When the system has recognized your command, it can perform an action that has been predefined in the system e.g., if you tell the system “Drive me to the next gas station”, the car will drive you to the next gas station – assuming autonomous driving is a feature available in your car.
By the way, technically the wake word detection is already making use of ML, Speech Recognition and Natural Language Processing, but on a much smaller scale, designed to detect the wake word only.
Machine Learning applications have the big advantage over others in that they are able to generalize by learning from input data. If a Machine Learning system learns to tell the difference between cats and dogs on a specific dataset, it is later on able to distinguish between any cats and dogs, even though it has never seen them before (i.e., they were not part of the original dataset used for training).
The voice assistant operates on the same principle. Its speech recognition is of such an outstanding quality because it learns the meanings of the commands (it’s a philosophical question whether it does in fact learn, but that’s a discussion for another day), instead of just a fixed set of expressions. It is trained on general language data to understand the language itself, and then learns more specifically from use-case relevant data. We can even include typical background noises in the learning process, allowing the system to take them into account as well, and, by doing that, enhance the overall quality of our system even more. Imagine a voice assistant that can identify and ignore interfering vehicle noises, and massively reduce recognition errors!
What is seen last, is remembered best: here is a short summary of the qualities that make intive voice assistant unique and superior to other solutions on the market:
It is a standalone solution, running locally and offline on a device – no cloud or internet connection needed. But can be run in the cloud or in a hybrid mode, if needed.

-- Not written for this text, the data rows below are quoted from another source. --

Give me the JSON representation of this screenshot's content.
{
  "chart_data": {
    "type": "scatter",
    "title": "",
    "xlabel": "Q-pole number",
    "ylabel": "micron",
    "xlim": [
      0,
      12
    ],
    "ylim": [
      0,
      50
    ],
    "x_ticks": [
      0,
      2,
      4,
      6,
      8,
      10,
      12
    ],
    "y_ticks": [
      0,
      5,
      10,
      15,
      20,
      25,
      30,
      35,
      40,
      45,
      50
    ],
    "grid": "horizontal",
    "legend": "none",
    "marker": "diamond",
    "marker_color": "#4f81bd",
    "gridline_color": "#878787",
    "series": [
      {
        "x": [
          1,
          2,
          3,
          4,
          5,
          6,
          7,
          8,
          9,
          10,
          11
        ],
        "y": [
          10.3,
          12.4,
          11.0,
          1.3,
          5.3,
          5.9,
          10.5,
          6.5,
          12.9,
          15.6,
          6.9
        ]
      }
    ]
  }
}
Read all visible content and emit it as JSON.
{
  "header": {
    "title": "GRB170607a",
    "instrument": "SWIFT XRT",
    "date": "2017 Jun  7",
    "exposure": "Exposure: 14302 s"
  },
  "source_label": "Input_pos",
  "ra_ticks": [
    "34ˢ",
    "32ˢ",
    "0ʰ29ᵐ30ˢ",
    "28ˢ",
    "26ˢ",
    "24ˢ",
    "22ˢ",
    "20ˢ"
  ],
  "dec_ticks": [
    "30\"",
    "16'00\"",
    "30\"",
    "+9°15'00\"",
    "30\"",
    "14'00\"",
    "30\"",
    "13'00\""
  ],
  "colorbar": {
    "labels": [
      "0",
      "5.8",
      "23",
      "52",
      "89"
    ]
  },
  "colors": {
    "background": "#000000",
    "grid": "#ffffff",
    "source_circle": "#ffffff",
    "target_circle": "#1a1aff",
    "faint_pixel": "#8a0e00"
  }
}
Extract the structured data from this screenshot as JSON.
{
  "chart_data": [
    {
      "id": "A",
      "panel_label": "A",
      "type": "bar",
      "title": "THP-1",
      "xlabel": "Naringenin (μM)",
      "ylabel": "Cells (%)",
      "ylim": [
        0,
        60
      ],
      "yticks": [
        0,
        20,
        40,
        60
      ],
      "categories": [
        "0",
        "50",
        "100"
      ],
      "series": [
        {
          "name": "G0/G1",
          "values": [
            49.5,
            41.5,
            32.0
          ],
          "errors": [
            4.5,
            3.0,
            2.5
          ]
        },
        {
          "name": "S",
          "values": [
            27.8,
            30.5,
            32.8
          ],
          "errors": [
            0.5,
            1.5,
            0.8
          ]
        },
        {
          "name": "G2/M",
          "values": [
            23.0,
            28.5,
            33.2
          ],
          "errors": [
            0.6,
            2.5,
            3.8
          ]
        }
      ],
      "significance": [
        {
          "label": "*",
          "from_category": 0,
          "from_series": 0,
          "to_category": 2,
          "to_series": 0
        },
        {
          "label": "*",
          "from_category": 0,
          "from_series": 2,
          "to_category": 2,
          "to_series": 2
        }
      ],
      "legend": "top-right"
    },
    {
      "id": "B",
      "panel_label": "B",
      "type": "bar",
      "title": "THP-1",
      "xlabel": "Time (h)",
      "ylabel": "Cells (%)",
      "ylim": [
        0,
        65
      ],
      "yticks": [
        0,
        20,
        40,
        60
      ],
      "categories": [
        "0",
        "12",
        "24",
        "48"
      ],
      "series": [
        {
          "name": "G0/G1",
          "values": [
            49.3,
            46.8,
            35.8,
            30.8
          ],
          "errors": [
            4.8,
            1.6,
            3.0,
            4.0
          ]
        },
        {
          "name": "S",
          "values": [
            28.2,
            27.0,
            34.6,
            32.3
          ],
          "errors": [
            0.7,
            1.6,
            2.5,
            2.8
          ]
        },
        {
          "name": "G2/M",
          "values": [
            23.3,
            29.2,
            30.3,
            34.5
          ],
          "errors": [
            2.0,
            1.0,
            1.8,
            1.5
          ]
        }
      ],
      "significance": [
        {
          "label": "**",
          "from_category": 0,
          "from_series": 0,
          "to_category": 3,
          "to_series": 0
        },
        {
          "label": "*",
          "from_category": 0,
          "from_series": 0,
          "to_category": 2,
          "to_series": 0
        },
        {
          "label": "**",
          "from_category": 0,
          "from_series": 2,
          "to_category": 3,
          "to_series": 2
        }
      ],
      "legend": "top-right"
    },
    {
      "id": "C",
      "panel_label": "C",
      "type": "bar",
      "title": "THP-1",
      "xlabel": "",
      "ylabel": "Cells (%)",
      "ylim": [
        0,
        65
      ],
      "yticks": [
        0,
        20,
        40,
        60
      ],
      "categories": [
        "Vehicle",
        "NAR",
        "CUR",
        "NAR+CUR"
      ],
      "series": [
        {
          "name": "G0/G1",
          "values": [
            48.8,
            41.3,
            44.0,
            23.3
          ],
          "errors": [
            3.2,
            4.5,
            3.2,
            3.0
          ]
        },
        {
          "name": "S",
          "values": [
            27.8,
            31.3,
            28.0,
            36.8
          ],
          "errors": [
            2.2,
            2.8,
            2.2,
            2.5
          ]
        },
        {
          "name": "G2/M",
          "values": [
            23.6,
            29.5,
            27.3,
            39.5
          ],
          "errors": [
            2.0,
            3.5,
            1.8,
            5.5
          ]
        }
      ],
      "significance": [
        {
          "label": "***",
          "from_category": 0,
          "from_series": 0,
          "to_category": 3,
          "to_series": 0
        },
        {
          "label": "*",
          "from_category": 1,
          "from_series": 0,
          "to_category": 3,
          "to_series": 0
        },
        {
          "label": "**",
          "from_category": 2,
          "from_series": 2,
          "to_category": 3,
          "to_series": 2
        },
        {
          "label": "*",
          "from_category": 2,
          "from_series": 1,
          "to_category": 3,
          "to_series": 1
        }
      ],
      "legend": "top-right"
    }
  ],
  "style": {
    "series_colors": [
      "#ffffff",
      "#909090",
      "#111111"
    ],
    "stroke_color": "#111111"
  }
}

Our voice assistant is built as an easily and highly adaptable framework – not a “one fits all” approach, but a combination of reusable modules which can be fine-tuned to our customers’ needs e.g., supporting different languages, a custom wake word, robustness to usage-dependent background noises, and trained on data typical for the use-cases needed.
Interaction feels very natural – the system does not expect predefined commands but understands diverse phrasings and expressions.
The big overall advantage for our customers is that they get a voice assistant that respects data privacy - which increases user acceptance - and one that can be easily integrated in their services, adapting perfectly to their use-case to guarantee high quality performance.